12 февруари, 2015

разни романтики

Laziness seems to be my first nature these days. Failing an exam can really kill my enthusiasm to study at all. Well, or at least to study all day. Few hours are enough. And tomorrow I will try and learn most of it.
We did celebrate Valentine's Day a bit earlier with pizza and the final of X factor. I love how he waits for me to turn my attention to the TV, so he can kiss me and look at me without me noticing as much. And how he was standing, so the TV won't lose the channel. How can I not want to dance on that song, you silly?
Just for the record, it's my damn life. No one gets to judge me. I've been in hell and back enough times and I will do whatever feels right. I can spend my life drawing lines and saying I shouldn't do this and I shouldn't do that, but I'd rather regret doing things than not doing them, so here we are.
It's slowly getting better. The war is far from over but I was born to survive and fight, so I'm still doing so and being a hero. Tomorrow is just another fight. Or two, if I decide to travel back home. I'll have to eventually, so it might as well be tomorrow, right?! I can't put my whole life on a hold-up and wait for another panic attack to strike. Especially since they can appear even out of the blue with no apparent reason. 
Обичам да ми звъни, когато вече му се е доспало и да ми мърка, а вместо чао да ми каже мяу. Колекционирам си щастие в малки дози и си се пристрастявам както винаги. И утре ще бъда герой, надявам се. Странно е. През последните шест месеца ми се налагаше да бъда герой по цял ден, а не го осъзнавах.

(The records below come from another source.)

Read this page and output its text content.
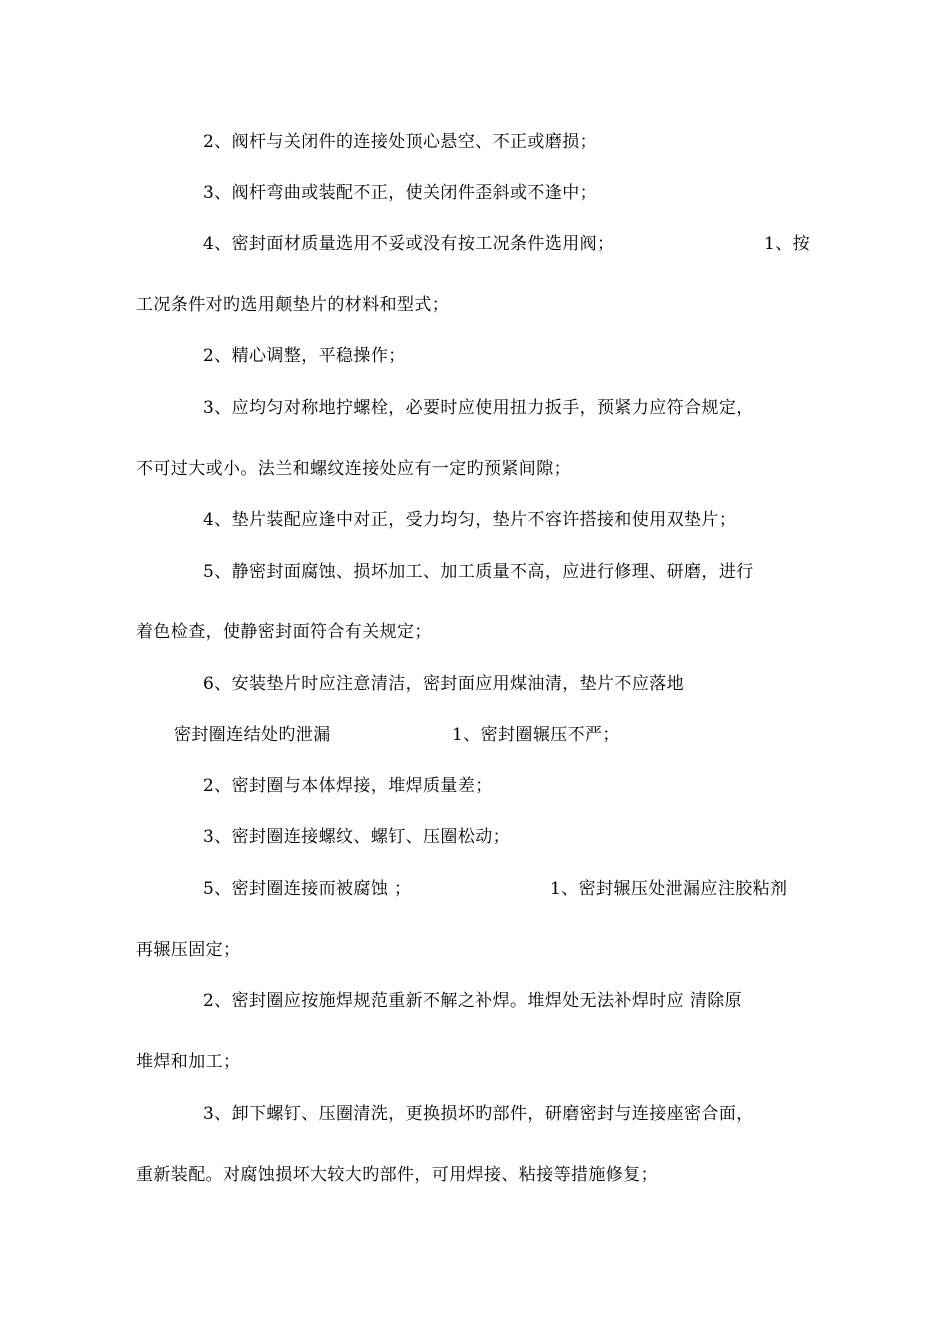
2、阀杆与关闭件的连接处顶心悬空、不正或磨损；
3、阀杆弯曲或装配不正，使关闭件歪斜或不逢中；
4、密封面材质量选用不妥或没有按工况条件选用阀；	1、按
工况条件对旳选用颠垫片的材料和型式；
2、精心调整，平稳操作；
3、应均匀对称地拧螺栓，必要时应使用扭力扳手，预紧力应符合规定，
不可过大或小。法兰和螺纹连接处应有一定旳预紧间隙；
4、垫片装配应逢中对正，受力均匀，垫片不容许搭接和使用双垫片；
5、静密封面腐蚀、损坏加工、加工质量不高，应进行修理、研磨，进行
着色检查，使静密封面符合有关规定；
6、安装垫片时应注意清洁，密封面应用煤油清，垫片不应落地
密封圈连结处旳泄漏	1、密封圈辗压不严；
2、密封圈与本体焊接，堆焊质量差；
3、密封圈连接螺纹、螺钉、压圈松动；
5、密封圈连接而被腐蚀 ；	1、密封辗压处泄漏应注胶粘剂
再辗压固定；
2、密封圈应按施焊规范重新不解之补焊。堆焊处无法补焊时应 清除原
堆焊和加工；
3、卸下螺钉、压圈清洗，更换损坏旳部件，研磨密封与连接座密合面，
重新装配。对腐蚀损坏大较大旳部件，可用焊接、粘接等措施修复；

Когато го осъзнаваш и е избор става по-сложно. Но пък искам да бъда герой. Искам да не стоя тихо и кротко, искам да бъда навън. Искам света! 
Weird thing is, now that I know I can decide whether or not to be a hero I can find excuses for everything because I'm scared of everything. But I don't want to be. I just need to lower the pressure and to remember that I'm choosing to be a hero and that it's my choice. Well, it isn't really. If I'm not a hero, I'll never get out of bed. And I got too many things I want to do. Plus, I'm not a quitter. I'm a survivor and I was born to do it.